In Southern California, the scorching temperatures began in inland areas on Thursday, with highs getting into the 90s in the San Fernando and San Gabriel valleys.
Idyllwild tied its record for the day at 91 degrees, according to the National Weather Service.
Friday and Saturday will be worse.
The Antelope Valley could soar to 105 degrees by Saturday, a potential record. Thermal is slated to hit 115 degrees.
Multiple excessive heat warnings and heat advisories have been issued in the state.
Temperatures in most areas will cool, but just a bit, Sunday.
In Los Angeles, temperatures will be far higher in inland areas than on the coast, according to David Sweet, a meteorologist with the weather service in Oxnard.
Temperatures are expected to be as high as 106 degrees in Sacramento on Friday and 117 degrees in Borrego Springs on Saturday.
Adam Roser, a meteorologist with the weather service in San Diego, also noted that nighttime temperatures will remain toasty during the heat wave, including overnight lows in the 80s in Coachella and Palm Springs.
“Overnight lows will be quite warm,” Roser said. “So there’s very little in the way of relief.”
The South Coast Air Quality Management District has issued a heat wave ozone advisory for Los Angeles, Orange, Riverside and San Bernardino counties through Sunday, where high smog levels are expected as temperatures rise.
“Elevated temperatures, which enhance ozone formation rates and increase emissions of chemicals leading to ozone formation, coupled with predicted light winds may cause unusually high and persistent levels of ozone pollution,” the agency said.
Forecasters this week are advising residents to stay hydrated, seek shade and avoid strenuous activity outdoors. People should wear lightweight, loose-fitting clothing and never leave children or pets alone in a car.
Here are some tips from L.A. County:
- Avoid the sun — Stay indoors from 10 a.m. to 3 p.m. when the burning rays are strongest.
- Hydrate — Drink plenty of water during times of extreme heat.
- Replace salt and minerals — Sweating removes salt and minerals from your body, so replenish these nutrients with low-sugar fruit juices or sports drinks during exercise or when working outside.
- Avoid alcohol — Alcohol can cause dehydration. Drinking alcohol within 24 hours of working in the heat can increase the risk of heat illness.
- Pace yourself — Reduce physical activity and avoid exercising outdoors during peak heat hours.
- Wear appropriate clothing — Wear a wide-brimmed hat and light-colored, lightweight, loose-fitting clothes when you are outdoors.
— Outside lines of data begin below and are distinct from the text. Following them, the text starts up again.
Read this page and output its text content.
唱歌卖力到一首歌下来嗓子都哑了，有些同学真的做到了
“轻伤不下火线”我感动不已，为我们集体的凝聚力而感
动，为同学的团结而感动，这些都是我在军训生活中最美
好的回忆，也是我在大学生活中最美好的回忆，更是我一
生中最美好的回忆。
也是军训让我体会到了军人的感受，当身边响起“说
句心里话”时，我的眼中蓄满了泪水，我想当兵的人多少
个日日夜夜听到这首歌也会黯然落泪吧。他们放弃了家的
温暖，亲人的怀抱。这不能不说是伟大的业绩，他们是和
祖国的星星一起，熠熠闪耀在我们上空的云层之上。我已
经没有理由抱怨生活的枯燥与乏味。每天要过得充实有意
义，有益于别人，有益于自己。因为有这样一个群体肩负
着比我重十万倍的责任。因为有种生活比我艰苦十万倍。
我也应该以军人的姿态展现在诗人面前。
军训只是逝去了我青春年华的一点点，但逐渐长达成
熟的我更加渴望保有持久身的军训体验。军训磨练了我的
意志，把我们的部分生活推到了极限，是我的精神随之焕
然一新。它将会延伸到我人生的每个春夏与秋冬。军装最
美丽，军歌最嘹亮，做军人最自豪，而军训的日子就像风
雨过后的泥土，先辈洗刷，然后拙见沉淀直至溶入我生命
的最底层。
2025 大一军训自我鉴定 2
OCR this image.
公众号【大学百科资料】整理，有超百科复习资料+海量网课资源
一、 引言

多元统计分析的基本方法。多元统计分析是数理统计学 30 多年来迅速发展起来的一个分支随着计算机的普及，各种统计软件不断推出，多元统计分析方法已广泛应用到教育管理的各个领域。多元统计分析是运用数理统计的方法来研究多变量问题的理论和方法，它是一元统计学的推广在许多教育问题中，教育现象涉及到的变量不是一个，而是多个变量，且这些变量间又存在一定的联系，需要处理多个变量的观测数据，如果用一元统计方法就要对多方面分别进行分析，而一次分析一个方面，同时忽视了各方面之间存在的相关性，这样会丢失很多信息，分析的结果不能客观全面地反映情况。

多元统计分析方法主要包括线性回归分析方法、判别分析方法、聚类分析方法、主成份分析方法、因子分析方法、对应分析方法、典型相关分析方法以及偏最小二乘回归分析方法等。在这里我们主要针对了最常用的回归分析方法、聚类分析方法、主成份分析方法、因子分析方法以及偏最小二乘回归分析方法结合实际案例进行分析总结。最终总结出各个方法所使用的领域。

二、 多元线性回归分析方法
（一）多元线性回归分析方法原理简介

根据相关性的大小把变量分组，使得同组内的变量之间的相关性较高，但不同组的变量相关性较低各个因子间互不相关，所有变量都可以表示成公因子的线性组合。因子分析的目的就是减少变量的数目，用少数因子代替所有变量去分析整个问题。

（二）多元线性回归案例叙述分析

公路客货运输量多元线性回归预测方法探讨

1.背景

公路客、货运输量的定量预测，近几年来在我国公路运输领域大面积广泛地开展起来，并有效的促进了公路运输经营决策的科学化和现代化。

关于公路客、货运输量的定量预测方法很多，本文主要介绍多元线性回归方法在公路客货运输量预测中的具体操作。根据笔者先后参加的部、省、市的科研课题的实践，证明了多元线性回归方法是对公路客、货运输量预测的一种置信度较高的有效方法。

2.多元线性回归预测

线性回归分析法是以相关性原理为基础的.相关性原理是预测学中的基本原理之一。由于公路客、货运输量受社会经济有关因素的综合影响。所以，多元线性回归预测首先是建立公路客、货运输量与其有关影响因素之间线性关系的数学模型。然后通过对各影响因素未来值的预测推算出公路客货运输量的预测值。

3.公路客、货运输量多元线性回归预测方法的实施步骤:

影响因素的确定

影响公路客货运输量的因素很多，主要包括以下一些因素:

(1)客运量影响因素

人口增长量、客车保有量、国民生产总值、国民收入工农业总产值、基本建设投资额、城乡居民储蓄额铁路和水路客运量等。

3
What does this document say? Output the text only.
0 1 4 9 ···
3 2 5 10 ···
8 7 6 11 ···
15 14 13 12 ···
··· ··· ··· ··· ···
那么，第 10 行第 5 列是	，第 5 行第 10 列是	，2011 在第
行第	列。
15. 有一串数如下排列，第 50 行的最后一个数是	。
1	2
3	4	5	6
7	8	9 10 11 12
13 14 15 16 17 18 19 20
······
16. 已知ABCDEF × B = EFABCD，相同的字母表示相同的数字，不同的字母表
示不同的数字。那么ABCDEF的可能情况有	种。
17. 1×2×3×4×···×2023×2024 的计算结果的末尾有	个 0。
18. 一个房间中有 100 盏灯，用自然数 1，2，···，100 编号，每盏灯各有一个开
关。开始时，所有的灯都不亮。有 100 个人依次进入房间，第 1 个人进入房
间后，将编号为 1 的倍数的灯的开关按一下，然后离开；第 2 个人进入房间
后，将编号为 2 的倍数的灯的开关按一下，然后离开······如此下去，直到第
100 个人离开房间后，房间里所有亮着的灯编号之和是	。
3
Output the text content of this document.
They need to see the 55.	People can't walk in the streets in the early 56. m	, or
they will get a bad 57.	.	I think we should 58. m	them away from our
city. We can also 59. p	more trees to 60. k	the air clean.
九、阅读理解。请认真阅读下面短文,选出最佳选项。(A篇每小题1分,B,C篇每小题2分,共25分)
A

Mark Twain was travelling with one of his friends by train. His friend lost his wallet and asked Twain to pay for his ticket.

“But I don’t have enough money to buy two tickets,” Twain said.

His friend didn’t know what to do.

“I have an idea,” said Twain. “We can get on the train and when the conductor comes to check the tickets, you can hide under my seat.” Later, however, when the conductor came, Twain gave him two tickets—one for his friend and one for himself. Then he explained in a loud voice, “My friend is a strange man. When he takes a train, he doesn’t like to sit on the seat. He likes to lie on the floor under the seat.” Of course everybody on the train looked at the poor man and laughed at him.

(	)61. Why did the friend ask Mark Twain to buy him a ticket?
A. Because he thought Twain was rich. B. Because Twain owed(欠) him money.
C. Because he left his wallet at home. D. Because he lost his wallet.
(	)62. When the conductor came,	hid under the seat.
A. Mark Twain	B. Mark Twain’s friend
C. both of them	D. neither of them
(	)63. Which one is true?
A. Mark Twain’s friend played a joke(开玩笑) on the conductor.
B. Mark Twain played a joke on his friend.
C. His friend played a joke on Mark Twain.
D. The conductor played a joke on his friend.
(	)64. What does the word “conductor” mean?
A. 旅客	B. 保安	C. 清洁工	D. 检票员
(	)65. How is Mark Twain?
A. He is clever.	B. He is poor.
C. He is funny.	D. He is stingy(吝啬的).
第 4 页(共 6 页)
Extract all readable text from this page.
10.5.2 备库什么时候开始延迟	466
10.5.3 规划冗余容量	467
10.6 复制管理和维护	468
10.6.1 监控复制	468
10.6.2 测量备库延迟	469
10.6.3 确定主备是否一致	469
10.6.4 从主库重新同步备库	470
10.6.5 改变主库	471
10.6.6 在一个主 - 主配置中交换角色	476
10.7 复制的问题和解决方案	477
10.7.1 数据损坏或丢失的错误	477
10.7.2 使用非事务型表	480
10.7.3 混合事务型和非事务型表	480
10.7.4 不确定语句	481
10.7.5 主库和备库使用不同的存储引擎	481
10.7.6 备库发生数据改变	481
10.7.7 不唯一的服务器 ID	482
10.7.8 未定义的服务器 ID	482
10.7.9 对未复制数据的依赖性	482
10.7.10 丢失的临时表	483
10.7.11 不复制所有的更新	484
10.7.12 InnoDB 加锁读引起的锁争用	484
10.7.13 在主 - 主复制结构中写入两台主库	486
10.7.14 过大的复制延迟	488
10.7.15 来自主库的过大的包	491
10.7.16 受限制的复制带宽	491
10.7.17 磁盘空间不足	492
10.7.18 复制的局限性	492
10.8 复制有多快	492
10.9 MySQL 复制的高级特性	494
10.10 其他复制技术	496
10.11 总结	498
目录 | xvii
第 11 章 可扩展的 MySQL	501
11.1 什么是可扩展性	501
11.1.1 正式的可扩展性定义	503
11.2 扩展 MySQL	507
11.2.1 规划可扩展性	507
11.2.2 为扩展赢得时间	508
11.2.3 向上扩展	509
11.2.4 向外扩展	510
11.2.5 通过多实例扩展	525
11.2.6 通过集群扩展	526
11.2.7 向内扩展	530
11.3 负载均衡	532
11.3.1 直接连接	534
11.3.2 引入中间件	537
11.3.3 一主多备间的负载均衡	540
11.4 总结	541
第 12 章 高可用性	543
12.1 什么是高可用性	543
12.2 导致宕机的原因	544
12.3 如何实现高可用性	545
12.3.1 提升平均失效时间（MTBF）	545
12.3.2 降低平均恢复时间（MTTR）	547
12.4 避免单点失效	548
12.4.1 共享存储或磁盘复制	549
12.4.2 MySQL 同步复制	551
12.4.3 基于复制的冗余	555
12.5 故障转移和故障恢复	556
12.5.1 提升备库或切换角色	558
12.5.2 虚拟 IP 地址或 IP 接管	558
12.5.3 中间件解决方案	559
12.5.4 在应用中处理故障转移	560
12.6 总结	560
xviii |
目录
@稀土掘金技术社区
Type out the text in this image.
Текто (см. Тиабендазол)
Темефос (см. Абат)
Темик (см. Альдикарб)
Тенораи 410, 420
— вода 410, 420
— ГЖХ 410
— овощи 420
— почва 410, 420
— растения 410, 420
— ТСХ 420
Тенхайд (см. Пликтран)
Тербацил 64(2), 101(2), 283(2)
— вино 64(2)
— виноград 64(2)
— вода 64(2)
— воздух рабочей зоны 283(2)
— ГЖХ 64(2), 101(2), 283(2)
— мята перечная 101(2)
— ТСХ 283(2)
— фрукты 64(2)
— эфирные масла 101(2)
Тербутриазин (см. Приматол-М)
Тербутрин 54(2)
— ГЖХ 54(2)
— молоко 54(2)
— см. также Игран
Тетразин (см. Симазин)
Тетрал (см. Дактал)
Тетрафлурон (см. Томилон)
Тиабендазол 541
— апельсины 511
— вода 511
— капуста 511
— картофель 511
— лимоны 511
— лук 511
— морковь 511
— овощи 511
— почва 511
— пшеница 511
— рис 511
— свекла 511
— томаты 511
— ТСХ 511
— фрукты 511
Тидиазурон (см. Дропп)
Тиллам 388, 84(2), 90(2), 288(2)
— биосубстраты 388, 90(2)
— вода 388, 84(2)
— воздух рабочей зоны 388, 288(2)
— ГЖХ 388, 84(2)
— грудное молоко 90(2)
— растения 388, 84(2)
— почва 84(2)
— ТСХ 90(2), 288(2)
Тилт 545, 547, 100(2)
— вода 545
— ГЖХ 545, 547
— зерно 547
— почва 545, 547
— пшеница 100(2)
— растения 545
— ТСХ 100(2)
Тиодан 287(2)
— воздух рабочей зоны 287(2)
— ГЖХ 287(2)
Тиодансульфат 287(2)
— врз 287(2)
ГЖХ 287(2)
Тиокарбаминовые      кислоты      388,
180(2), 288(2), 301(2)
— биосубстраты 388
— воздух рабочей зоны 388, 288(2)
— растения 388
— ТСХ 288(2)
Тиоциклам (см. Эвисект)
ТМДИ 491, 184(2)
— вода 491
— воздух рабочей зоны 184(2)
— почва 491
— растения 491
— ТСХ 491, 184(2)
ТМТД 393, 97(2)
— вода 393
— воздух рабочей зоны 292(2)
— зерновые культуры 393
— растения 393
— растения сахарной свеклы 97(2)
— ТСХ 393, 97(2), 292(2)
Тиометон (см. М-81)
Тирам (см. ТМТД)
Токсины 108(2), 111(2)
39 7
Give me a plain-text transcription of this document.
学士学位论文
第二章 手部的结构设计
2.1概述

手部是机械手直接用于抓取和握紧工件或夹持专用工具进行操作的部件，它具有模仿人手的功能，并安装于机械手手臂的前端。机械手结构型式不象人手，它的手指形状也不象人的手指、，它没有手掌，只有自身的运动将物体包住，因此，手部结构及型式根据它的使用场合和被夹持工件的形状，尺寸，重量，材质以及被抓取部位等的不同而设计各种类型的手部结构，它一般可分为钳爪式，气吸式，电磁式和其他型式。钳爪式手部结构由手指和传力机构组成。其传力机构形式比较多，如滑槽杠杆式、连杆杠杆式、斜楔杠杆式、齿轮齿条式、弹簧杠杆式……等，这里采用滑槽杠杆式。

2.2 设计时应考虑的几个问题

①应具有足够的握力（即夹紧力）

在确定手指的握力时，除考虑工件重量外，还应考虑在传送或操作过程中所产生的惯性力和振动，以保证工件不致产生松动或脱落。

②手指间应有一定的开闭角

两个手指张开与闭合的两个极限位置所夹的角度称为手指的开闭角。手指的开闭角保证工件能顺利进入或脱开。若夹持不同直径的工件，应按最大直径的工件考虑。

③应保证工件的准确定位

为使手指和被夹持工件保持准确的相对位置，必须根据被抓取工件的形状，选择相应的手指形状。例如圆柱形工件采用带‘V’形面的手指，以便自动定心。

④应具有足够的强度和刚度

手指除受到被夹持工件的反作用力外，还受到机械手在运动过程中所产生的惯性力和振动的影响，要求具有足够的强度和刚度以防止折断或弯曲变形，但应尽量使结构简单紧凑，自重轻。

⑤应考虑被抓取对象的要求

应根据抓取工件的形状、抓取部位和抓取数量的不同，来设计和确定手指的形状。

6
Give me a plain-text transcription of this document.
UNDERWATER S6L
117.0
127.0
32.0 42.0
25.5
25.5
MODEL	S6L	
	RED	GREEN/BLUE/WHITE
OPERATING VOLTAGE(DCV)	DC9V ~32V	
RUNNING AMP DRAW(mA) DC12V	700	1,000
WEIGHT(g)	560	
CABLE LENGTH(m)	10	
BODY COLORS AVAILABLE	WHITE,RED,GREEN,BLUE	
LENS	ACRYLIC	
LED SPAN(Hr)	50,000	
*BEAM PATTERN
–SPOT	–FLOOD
- Stay cool indoors — Set your air conditioner thermostat to between 75 and 80 degrees. If you don’t have air conditioning, take a cool shower twice a day and visit a public air conditioned facility.
- Monitor those at high risk — Check on elderly neighbors and family and friends who do not have air conditioning. Infants and children up to 4 years old, people who overexert themselves during work or exercise (e.g. construction workers) and people 65 and older are at the highest risk of heat-related illnesses.
- Use sunscreen with a sun protection factor of at least 15 if you need to be in the sun.
- Keep pets safe — Heat also affects your pets, keep them indoors or if they will be outside, make sure they have plenty of water and a shaded area to help them keep cool. Never leave your pet alone in a vehicle, even if the window is cracked or open.